On March 20, the Japanese government announced that, due to rising COVID-19 cases in the country, international spectators would be banned from attending the Games. Two-and-a-half weeks later, CoSport informed its customers that they would be eligible for refunds worth up to 75% of the cost of the packages they purchased.

Earlier this month, Sportico reported that Tokyo’s state of emergency could cost Olympic reinsurers up to $400 million to cover payouts for ticket and hospitality refunds.

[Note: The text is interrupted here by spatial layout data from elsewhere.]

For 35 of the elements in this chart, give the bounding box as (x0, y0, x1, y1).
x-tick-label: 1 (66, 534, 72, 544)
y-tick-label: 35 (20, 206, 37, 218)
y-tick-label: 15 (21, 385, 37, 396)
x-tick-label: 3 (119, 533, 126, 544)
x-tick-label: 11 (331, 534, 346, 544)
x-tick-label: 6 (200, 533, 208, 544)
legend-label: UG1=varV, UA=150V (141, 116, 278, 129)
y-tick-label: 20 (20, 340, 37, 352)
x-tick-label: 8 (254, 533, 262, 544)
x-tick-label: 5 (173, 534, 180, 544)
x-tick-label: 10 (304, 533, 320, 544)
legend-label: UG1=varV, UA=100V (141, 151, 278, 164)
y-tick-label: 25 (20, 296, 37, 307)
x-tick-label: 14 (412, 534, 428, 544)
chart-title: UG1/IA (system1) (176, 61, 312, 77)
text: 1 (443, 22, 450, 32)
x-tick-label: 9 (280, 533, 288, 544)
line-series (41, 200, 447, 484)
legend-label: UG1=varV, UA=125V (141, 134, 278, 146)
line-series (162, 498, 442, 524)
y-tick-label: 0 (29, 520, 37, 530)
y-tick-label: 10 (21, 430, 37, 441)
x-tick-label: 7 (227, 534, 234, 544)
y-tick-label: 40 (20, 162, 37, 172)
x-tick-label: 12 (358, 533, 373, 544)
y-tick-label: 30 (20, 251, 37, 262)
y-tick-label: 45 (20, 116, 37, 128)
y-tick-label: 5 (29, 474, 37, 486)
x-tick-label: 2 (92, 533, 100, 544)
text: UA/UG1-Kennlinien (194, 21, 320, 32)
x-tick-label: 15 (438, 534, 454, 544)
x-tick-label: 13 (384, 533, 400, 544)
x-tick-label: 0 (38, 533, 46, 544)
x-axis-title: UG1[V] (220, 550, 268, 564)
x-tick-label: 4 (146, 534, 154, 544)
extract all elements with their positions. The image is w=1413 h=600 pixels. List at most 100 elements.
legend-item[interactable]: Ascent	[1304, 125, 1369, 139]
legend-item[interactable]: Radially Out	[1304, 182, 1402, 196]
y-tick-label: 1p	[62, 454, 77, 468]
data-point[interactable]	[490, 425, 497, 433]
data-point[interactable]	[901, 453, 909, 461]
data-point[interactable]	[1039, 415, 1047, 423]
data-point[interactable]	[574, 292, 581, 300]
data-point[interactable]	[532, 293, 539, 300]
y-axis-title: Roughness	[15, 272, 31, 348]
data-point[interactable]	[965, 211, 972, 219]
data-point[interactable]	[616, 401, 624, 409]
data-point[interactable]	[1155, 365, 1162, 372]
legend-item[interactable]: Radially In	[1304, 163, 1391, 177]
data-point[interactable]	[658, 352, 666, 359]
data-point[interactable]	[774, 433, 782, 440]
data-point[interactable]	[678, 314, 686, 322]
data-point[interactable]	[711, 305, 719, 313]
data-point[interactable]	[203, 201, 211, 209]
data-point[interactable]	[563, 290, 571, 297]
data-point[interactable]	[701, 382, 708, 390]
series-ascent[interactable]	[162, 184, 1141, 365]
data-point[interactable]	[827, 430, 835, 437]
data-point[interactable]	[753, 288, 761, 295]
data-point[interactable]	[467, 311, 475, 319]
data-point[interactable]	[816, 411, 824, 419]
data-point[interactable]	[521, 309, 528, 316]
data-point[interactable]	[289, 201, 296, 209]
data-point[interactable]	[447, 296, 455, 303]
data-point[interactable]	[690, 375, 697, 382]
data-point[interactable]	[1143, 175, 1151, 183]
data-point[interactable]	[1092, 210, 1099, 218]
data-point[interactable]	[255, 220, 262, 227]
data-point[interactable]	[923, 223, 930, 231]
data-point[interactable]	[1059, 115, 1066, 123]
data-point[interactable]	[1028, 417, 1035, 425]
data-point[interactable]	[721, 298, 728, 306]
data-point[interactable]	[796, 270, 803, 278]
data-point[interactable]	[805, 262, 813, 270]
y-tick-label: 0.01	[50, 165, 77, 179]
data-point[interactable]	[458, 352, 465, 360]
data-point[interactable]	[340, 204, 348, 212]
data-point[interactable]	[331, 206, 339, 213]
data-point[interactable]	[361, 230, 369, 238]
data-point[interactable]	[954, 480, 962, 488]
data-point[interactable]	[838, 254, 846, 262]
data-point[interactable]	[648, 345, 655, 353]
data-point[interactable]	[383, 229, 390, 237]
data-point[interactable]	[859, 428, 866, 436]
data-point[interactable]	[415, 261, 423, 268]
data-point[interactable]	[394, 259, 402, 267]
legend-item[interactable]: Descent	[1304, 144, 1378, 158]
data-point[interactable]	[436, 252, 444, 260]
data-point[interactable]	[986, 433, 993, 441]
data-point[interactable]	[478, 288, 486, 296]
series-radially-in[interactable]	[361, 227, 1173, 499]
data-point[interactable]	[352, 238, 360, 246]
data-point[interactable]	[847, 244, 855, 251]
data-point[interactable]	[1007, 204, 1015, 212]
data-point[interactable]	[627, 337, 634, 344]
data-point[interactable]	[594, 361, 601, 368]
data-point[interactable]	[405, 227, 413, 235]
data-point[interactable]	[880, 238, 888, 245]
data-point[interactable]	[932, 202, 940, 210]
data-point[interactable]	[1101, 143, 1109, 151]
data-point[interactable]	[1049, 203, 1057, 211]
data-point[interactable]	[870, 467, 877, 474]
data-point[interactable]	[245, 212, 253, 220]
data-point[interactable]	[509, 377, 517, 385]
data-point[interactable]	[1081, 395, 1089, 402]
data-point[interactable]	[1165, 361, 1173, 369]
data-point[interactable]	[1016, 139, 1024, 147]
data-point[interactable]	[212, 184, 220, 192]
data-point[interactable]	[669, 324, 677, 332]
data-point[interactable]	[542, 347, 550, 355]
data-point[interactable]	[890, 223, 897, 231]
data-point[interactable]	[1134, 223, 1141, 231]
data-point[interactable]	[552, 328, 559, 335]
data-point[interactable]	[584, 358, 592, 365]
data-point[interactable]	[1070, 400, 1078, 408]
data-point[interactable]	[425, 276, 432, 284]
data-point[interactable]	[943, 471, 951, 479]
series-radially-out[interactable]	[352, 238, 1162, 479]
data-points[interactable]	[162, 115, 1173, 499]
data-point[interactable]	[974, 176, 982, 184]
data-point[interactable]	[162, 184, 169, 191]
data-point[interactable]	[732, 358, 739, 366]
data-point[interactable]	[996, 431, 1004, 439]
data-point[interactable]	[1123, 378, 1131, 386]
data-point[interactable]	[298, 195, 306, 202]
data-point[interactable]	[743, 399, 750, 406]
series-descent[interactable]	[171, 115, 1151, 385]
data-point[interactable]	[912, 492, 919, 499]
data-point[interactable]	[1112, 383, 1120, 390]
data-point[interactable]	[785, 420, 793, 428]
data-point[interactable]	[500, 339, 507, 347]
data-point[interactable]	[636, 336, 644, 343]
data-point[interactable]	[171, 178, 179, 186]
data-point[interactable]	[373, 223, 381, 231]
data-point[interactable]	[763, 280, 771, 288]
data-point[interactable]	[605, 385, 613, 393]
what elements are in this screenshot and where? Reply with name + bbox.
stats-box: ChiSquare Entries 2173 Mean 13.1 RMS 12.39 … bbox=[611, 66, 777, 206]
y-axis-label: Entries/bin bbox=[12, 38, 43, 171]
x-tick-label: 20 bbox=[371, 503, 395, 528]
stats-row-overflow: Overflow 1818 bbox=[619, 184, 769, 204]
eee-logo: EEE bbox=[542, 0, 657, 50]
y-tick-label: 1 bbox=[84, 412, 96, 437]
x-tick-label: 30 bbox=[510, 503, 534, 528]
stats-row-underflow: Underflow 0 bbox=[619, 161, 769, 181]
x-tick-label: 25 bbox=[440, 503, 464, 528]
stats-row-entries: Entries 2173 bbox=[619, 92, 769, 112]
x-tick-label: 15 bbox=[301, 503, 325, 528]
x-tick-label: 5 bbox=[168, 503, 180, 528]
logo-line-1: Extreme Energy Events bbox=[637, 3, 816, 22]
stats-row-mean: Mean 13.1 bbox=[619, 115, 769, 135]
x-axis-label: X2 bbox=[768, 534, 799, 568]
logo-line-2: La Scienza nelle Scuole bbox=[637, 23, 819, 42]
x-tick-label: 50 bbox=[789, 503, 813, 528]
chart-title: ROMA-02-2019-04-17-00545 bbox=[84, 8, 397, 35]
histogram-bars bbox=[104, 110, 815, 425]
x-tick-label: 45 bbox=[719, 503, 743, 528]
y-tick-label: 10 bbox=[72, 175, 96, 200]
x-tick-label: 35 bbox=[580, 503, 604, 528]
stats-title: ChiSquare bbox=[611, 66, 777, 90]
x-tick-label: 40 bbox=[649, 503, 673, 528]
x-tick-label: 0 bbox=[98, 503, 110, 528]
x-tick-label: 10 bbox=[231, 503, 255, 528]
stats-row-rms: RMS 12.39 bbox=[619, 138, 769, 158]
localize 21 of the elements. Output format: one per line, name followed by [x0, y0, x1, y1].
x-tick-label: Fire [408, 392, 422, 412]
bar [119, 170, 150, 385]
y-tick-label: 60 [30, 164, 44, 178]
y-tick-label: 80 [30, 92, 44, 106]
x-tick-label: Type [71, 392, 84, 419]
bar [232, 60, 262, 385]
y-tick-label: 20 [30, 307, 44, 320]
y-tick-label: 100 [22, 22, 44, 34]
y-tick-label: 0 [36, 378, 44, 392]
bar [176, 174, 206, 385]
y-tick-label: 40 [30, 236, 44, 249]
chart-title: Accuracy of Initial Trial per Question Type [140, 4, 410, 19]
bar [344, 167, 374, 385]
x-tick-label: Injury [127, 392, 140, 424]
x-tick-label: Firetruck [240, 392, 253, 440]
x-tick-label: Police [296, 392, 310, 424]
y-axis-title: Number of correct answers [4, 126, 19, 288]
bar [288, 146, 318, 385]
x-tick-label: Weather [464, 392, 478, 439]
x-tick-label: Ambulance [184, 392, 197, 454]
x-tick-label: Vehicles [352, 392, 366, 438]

CoSport says that its customers were fully apprised of the refunds they would be entitled to in the event of a cancellation, and that the plaintiffs all agreed to those terms. According to the plaintiffs, who are seeking full refunds, CoSport deceived them over the nature of the refund process in a manner that contravened a consumer fraud statute in New Jersey, where the company is headquartered.

CoSport, meanwhile, says that it is being subject to a “shakedown” based on a “malicious accusation” that it has profited from the course of events.

“CoSport did not make an untold windfall on the Olympic Games,” the company wrote in its motion to dismiss. “Rather, absent any legal obligation to do so, CoSport reached into its own pocket and guaranteed its customers refunds they were otherwise unlikely to receive. Plaintiffs call that unlawful conduct and fraud. It is not.”

The company further insisted that it “did not stand idly by” when news first emerged that Japan might close its doors to foreign spectators. Rather, the brief states, CoSport “acted swiftly to protect its customers, including those who ignored its recommendation to purchase travel insurance.” The company also says it lobbied both the Japanese government and “Olympic-related decision makers” to fully reimburse those who had purchased tickets or rented accommodations.

“Unfortunately,” the brief said, “CoSport’s efforts were not entirely successful.”